Philip Stephens: Brexit: a vote that changes everything


A vote against the EU could also turn out to become a vote against the United Kingdom.

[...] A vote against the EU could well turn out also to be a vote against the United Kingdom. The Brexiters were English nationalists. Scotland and Northern Ireland wanted to remain. So did London, the pre-eminent global city. So the leaving of one union may be the death of another. Who could blame the Scots for preferring Europe over an England turned in on itself? How long before the English tire of picking up the bill for Northern Ireland?

The political shocks from this revolt against the ancien regime will be felt well beyond Britain’s shores. It is a big blow to Europe, and a warning to established parties across liberal democracies. The outcome was shaped as much as by a revolt against globalisation as by the peculiar British antipathy towards the Eurocrats of Brussels. Immigration loomed largest — this in a nation that has always been open to the world. How easily expansive patriotism can curdle into narrow-eyed nationalism.

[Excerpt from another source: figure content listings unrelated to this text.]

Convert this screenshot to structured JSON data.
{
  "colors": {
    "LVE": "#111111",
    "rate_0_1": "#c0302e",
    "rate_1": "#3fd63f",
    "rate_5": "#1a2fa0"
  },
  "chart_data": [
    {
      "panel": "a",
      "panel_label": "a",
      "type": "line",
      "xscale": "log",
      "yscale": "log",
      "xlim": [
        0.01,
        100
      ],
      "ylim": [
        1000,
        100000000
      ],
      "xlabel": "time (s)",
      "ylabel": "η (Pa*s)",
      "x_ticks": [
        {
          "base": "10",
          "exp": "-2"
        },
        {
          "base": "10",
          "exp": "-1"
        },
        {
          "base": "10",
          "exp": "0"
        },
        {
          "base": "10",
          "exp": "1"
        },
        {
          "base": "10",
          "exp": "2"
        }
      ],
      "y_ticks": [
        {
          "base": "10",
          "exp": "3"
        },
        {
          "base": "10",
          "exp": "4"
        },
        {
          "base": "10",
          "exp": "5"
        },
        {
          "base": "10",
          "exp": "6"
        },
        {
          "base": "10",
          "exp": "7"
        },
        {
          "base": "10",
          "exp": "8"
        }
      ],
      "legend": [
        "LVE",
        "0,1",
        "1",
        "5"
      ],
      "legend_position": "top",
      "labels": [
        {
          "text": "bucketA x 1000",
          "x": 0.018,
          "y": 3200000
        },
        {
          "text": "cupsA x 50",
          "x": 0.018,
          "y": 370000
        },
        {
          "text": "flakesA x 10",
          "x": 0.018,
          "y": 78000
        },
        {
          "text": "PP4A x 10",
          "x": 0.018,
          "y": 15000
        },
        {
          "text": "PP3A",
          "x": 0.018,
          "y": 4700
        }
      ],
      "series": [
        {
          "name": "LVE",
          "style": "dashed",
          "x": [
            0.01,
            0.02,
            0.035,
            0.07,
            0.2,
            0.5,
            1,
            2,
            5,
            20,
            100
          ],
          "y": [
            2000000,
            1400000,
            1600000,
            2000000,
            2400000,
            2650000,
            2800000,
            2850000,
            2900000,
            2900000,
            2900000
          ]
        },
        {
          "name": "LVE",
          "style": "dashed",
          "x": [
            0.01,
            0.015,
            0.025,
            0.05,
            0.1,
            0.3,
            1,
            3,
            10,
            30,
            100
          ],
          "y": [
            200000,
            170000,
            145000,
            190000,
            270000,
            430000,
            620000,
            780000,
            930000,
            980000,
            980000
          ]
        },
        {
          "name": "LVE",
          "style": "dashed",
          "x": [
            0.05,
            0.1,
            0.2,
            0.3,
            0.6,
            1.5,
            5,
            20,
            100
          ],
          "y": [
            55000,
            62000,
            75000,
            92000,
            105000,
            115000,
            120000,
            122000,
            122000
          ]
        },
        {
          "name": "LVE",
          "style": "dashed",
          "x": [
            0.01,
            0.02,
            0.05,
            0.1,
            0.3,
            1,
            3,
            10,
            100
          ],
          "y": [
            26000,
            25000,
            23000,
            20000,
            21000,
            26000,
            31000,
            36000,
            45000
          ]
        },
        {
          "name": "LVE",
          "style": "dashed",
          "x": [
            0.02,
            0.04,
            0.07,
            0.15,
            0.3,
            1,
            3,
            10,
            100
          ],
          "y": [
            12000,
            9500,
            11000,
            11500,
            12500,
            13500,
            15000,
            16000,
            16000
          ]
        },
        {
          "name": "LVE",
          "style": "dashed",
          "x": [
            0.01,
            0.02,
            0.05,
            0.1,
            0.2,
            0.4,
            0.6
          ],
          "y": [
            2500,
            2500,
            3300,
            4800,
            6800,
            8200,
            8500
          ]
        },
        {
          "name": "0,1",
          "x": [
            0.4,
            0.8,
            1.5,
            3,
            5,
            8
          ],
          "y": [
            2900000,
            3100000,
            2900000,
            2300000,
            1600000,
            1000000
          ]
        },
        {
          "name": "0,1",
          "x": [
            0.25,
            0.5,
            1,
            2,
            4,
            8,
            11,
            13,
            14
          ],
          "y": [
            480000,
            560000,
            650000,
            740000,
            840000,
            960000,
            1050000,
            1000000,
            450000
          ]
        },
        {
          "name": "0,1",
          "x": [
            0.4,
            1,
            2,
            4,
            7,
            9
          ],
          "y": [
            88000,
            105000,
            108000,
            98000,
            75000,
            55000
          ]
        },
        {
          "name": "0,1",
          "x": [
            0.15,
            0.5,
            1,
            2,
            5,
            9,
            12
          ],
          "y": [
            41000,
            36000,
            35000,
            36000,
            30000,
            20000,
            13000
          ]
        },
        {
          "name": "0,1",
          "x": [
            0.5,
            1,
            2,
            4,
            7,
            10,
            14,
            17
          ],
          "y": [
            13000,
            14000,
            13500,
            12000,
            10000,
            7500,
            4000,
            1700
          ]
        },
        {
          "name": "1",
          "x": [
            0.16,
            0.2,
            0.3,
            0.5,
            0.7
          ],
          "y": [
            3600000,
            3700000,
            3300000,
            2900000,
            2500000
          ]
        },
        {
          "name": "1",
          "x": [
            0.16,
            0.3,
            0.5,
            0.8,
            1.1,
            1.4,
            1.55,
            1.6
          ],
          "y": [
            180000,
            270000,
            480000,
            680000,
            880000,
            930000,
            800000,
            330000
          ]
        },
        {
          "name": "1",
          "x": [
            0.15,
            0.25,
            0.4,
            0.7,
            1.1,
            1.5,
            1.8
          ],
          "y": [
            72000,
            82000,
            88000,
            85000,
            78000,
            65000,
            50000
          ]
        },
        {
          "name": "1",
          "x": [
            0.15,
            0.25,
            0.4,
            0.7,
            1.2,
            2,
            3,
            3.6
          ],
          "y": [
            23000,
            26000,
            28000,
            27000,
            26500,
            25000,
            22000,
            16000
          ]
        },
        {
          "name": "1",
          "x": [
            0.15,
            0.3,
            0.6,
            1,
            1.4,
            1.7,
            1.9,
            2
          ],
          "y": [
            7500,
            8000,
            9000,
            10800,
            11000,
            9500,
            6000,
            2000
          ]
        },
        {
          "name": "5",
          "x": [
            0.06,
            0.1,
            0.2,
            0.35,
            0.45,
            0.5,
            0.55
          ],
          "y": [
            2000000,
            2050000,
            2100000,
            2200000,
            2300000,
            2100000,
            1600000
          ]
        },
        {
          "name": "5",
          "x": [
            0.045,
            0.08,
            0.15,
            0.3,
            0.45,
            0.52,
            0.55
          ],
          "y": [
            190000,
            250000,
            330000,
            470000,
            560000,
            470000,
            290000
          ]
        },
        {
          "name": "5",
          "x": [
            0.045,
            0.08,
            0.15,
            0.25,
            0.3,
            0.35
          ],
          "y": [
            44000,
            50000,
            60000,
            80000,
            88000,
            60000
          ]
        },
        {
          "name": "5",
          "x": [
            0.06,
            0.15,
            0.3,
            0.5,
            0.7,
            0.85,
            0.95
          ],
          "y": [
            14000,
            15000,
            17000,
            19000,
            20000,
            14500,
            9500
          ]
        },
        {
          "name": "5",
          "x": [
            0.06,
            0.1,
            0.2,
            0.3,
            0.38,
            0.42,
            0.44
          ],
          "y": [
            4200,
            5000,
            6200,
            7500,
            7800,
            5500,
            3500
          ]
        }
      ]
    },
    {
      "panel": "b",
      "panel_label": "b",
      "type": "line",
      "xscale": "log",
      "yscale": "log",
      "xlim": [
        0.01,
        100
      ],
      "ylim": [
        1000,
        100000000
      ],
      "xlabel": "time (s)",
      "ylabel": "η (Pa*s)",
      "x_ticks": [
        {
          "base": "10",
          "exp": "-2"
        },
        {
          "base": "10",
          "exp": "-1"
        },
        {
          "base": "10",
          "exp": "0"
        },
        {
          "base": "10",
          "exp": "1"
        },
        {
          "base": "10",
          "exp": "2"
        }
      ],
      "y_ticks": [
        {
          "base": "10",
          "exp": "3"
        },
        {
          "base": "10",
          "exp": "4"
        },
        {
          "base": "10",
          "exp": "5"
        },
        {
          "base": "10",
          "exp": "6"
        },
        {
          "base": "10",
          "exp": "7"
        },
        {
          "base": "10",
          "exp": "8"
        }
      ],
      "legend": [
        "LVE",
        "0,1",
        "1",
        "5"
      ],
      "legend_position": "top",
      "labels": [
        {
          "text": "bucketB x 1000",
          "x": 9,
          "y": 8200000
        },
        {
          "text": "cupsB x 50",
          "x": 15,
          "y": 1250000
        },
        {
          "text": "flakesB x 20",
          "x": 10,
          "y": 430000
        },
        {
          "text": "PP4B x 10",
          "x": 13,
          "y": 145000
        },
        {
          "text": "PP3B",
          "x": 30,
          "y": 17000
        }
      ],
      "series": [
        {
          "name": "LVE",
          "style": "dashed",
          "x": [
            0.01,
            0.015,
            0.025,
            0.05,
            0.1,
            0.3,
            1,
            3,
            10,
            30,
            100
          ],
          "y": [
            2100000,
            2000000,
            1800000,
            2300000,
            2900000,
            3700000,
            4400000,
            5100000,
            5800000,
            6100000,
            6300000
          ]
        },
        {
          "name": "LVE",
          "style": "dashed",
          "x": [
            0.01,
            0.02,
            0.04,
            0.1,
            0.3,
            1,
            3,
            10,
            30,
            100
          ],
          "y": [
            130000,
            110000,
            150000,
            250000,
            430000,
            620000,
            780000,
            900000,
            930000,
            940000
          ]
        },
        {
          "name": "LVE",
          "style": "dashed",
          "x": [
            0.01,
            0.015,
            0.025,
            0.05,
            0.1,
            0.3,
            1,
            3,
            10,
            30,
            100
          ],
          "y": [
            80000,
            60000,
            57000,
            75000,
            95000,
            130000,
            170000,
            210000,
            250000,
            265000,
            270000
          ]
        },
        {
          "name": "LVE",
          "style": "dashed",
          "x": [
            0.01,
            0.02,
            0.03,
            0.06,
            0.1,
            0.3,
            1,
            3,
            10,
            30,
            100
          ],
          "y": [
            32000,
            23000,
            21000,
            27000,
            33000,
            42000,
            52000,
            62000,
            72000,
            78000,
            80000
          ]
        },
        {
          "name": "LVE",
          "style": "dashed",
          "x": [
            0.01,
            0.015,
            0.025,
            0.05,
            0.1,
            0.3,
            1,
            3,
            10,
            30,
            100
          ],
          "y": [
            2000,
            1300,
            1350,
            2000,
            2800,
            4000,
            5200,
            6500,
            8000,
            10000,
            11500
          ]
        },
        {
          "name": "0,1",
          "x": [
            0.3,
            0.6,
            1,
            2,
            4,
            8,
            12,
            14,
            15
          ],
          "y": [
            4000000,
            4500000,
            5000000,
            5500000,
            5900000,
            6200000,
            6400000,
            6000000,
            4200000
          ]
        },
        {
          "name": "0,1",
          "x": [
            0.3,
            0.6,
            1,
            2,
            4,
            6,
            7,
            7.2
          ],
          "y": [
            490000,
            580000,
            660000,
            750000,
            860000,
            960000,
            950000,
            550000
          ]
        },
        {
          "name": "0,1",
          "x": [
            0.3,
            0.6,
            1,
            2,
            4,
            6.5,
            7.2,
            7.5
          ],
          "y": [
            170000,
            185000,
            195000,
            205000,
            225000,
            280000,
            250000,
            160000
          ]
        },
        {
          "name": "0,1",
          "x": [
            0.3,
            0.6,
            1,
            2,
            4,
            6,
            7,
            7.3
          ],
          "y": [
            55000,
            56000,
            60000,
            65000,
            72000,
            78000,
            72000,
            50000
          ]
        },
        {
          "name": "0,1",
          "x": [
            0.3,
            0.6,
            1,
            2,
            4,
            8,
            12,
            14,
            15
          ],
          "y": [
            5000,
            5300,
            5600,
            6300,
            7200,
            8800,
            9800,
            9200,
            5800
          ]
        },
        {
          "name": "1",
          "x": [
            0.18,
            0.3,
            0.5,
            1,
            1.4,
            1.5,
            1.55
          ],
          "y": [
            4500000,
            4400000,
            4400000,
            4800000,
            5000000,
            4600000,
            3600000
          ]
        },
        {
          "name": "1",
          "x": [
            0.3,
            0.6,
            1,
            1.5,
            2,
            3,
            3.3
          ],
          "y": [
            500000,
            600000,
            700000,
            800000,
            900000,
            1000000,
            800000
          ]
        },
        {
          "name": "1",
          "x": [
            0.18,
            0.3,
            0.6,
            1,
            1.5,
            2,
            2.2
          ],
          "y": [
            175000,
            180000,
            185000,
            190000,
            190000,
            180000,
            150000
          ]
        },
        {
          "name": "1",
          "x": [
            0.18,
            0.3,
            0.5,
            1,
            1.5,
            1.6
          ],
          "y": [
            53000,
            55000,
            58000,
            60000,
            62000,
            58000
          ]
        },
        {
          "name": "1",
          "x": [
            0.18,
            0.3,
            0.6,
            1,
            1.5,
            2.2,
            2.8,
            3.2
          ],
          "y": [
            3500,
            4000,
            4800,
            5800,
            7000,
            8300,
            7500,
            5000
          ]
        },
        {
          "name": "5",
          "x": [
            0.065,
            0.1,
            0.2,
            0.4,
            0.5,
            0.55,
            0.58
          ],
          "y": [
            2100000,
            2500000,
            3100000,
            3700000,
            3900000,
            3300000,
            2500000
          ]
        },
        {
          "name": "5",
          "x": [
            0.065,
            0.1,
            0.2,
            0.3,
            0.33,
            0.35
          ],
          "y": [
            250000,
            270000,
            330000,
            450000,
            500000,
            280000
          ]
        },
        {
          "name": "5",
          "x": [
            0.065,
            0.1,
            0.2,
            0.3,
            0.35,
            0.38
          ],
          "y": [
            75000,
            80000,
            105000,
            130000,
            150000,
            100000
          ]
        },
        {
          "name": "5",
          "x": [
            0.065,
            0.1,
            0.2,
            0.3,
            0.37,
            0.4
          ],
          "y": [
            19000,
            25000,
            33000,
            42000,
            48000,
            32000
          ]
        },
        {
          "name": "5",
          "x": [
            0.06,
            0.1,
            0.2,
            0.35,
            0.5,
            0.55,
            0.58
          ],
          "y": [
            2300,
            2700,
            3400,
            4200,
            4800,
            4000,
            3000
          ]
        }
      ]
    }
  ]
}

Across advanced democracies politics has been soured by resentment against wealthy elites. Look across Europe, or across the Atlantic to Donald Trump’s Republican presidential campaign, and you see the same seething discontent about globalisation, migration and cuts in welfare. The postwar political order, dominated as it has been by parties of the centre-right and centre-left, is under unprecedented strain. Rising populism of the extreme left and right has begun to sound echoes of the 1930s.

In England, the divisions were apparent in the pattern of voting. London voted overwhelmingly to remain. The leave vote was strongest in those parts of provincial England — the north-east and north-west notably — that feel left behind by globalisation.

Mr Cameron will have to go. History will remember him as a prime minister who gambled the nation’s future on an attempt to appease his own party. But the political consequences will reach well beyond the choice of Conservative leader. Labour voters defied the party line in their millions. With the Tories divided and Labour rebuffed it is hard to imagine how the present order can be sustained.

In the short term, the economic shock and the turbulence on financial markets will be most likely matched by political paralysis. The people have voted to leave the EU, but there is no agreement about what might replace membership. Whoever among the Outers replaces Mr Cameron in Downing Street — and the favourite Boris Johnson would be absolutely the worst choice — he or she will struggle to build a consensus. [...]

The world no longer belongs to the west. Liberty, democracy, the rule of law — the values that Britain often claims as its own — are under challenge. Europe, for all its flaws and annoyances, was the agency through which Britain could make a difference.

For much of the past 70 years Britain has sought, in the words of one former foreign secretary, to punch above its weight in global affairs. Now it plans to withdraw into itself. Yet going it alone ignores at once the international nature of Britain’s interests and the stark geopolitical realities. How long before the regret sets in?